The receivers also urge as an objection to granting the order the lateness of the proposal. They claim that the proposed plan should have been put forth at the time the various other plans were considered. Doubtless, the reason the appellants did not do so was that, upon advice of counsel, they thought at the earlier stage that the district court did not have power to order the payment of the debentures and the liquidation of the trust; and hence at that time it did not occur to them to propose the plan now in question, which contemplates continuance of the trust in the hands of those shareholders who choose not to withdraw, with all outstanding debentures paid off in full. Appellants proved to be mistaken in the legal position they argued on the earlier appeal but their arguments were not unsubstantial or frivolous. There is a public interest in terminating the receivership as soon as may reasonably be done and in not allowing previous orders to be reopened continually. But since no one will be prejudiced by the modification of the liquidation order, as proposed, we do not think the plan should be rejected merely because of the delay due to the earlier appeal by these appellants on questions of law which were fairly litigable. As was said by L. Hand, J.: “ * * * there can be considerations more imperative than the despatch of judicial business, even after delays * * *. If the legally protected interests of any opposing parties are fully preserved, it is not a good reason to deny others any reasonable chance to protect their own interests that they have been long in asserting them.” Knight v. Wert-heim & Co., 2 Cir., 1946, 158 F.2d 838, 844 certiorari denied sub nom. McGuire v. Equitable Office Building Corporation, 1947, 331 U.S. 818, 67 S.Ct. 1307, 1308.
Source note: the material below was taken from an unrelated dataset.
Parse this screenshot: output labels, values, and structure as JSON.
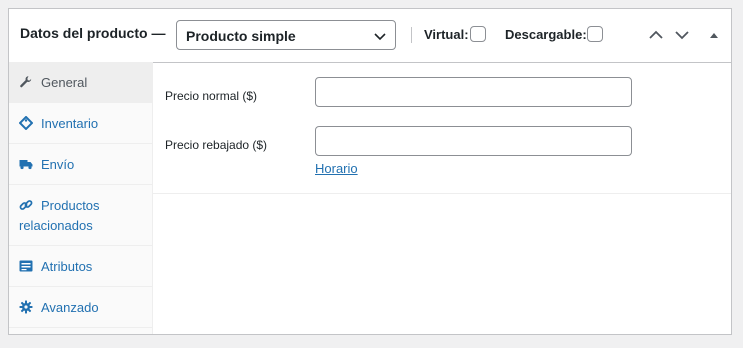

The order of the District Court of November 6, 1947 is vacated in its entirety and the case is remanded to that Court for further proceedings not inconsistent with this opinion.
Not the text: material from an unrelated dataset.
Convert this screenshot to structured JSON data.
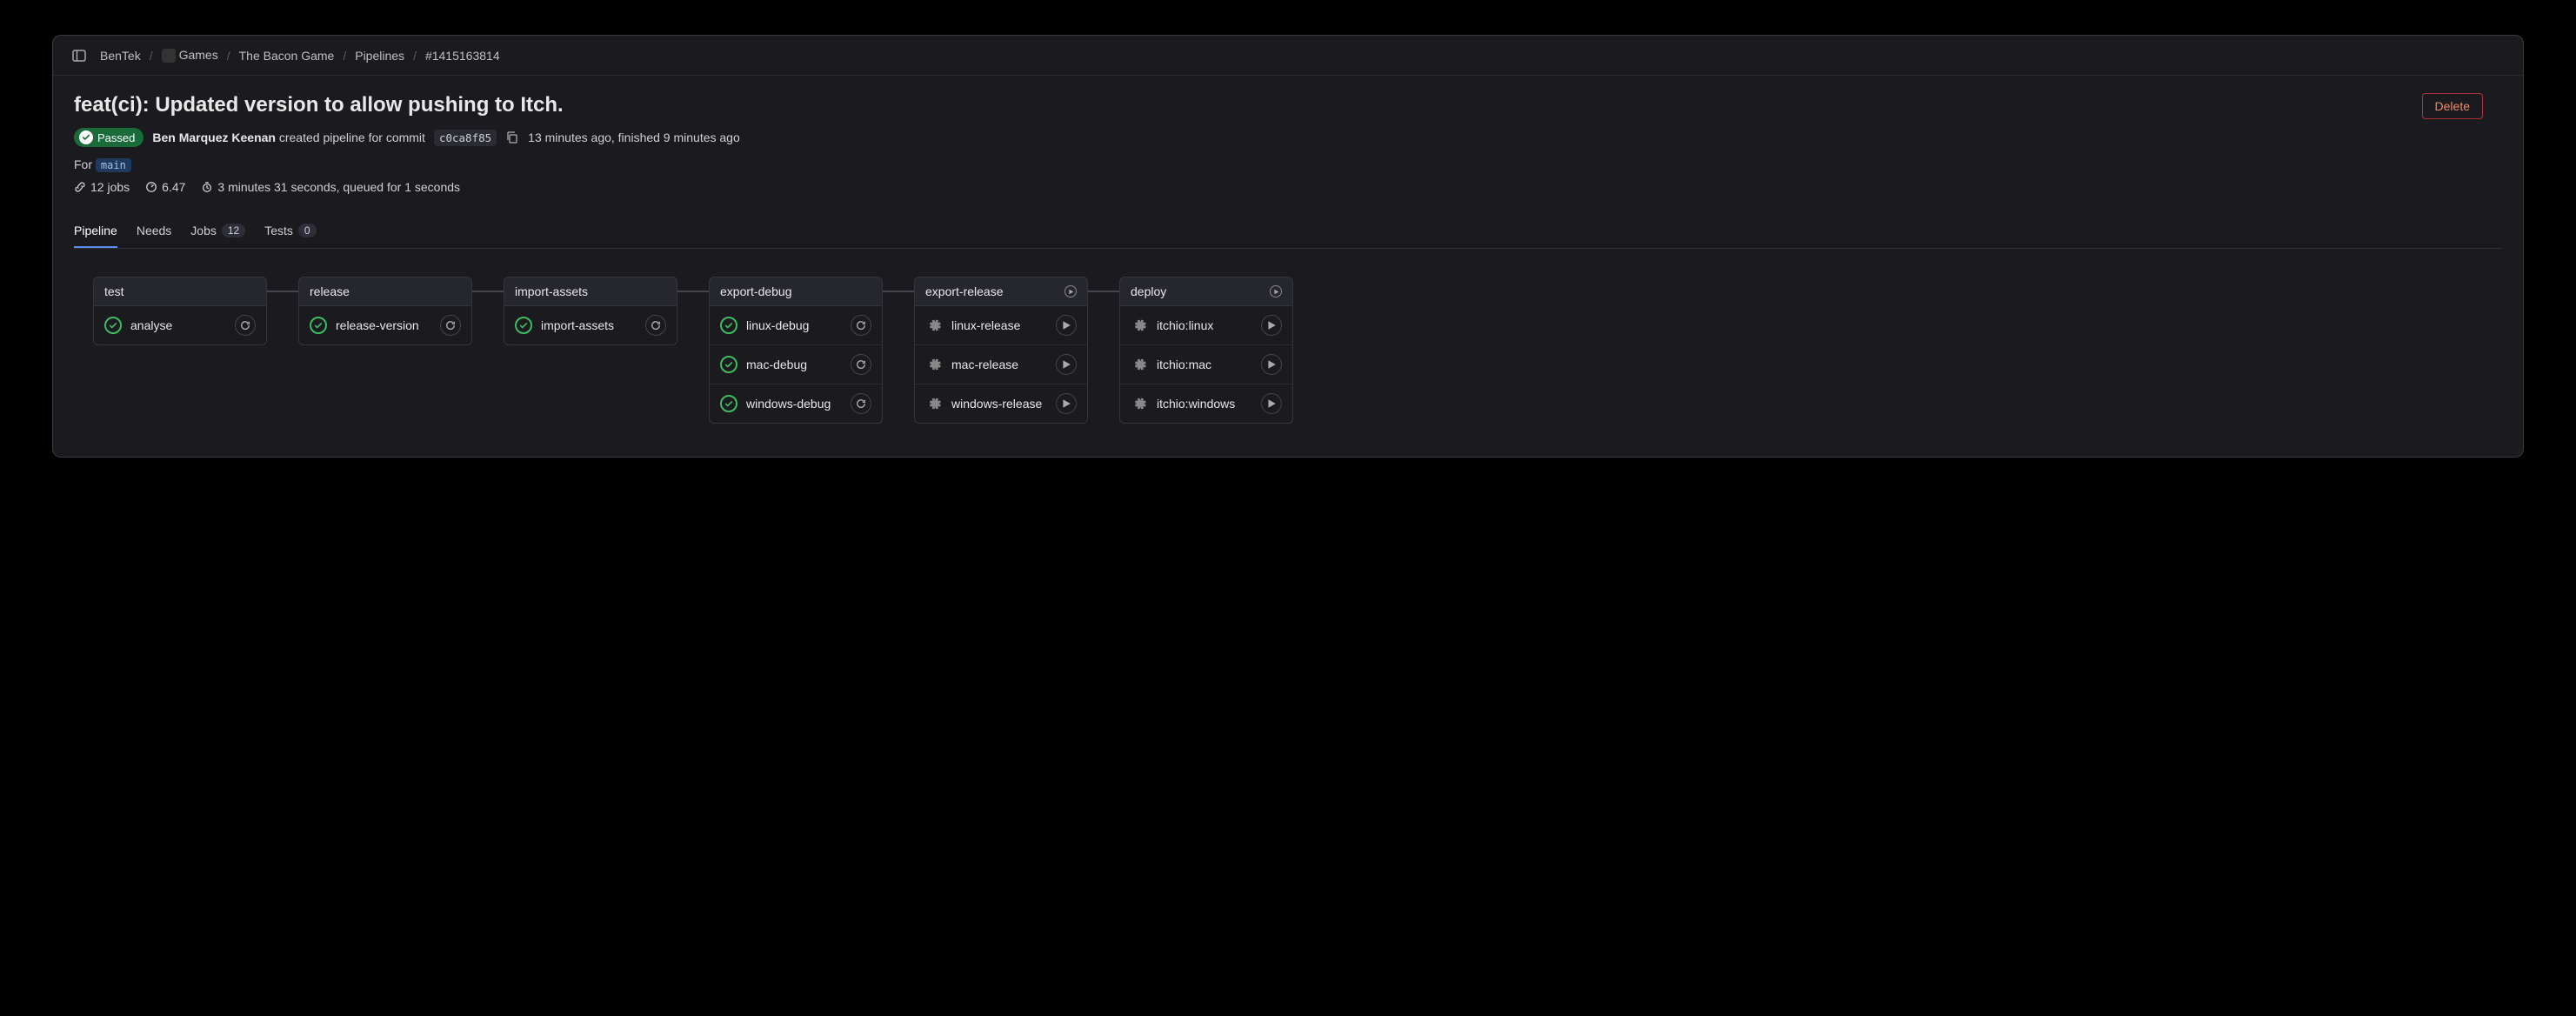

Another aspect of the affairs of the trust was before us'in Bailey v. McLellan, 1 Cir., 1947, 159 F.2d 1014, certio-rari denied 1947, 331 U.S. 834, 67 S.Ct. 1516. which involved allowance of attorneys’ fees
The district judge’s memorandum is as follows:
“Sweeney, J. The so-called free shareholders (as distinguished from those whose shares were attached to the bonds) have filed a motion for an order supplementing the judgment entered June 19, 1946. The efEect of an order such as is requested by the motion would be to allow all shareholders to decide whether or not they want to liquidate their stock in the Aldred Investment Trust, or to retain it until some future time. The avowed purpose of the motion is to avoid at this time the payment of the Federal income tax which will be assessed on the capital gain that may result from the present liquidation of their shares. I do not deem such a purpose sufficient justification for continuing this Trust.
“The motion for a supplemental order is therefore denied.
* * * * * * *
“An alternative request filed by the receivers, for an order for partial distribution in the event that the motion for a supplemental order is denied, is allowed, and the receivers are ordered to make, forthwith, a payment to each shareholder in the amount of $6.00 per share.”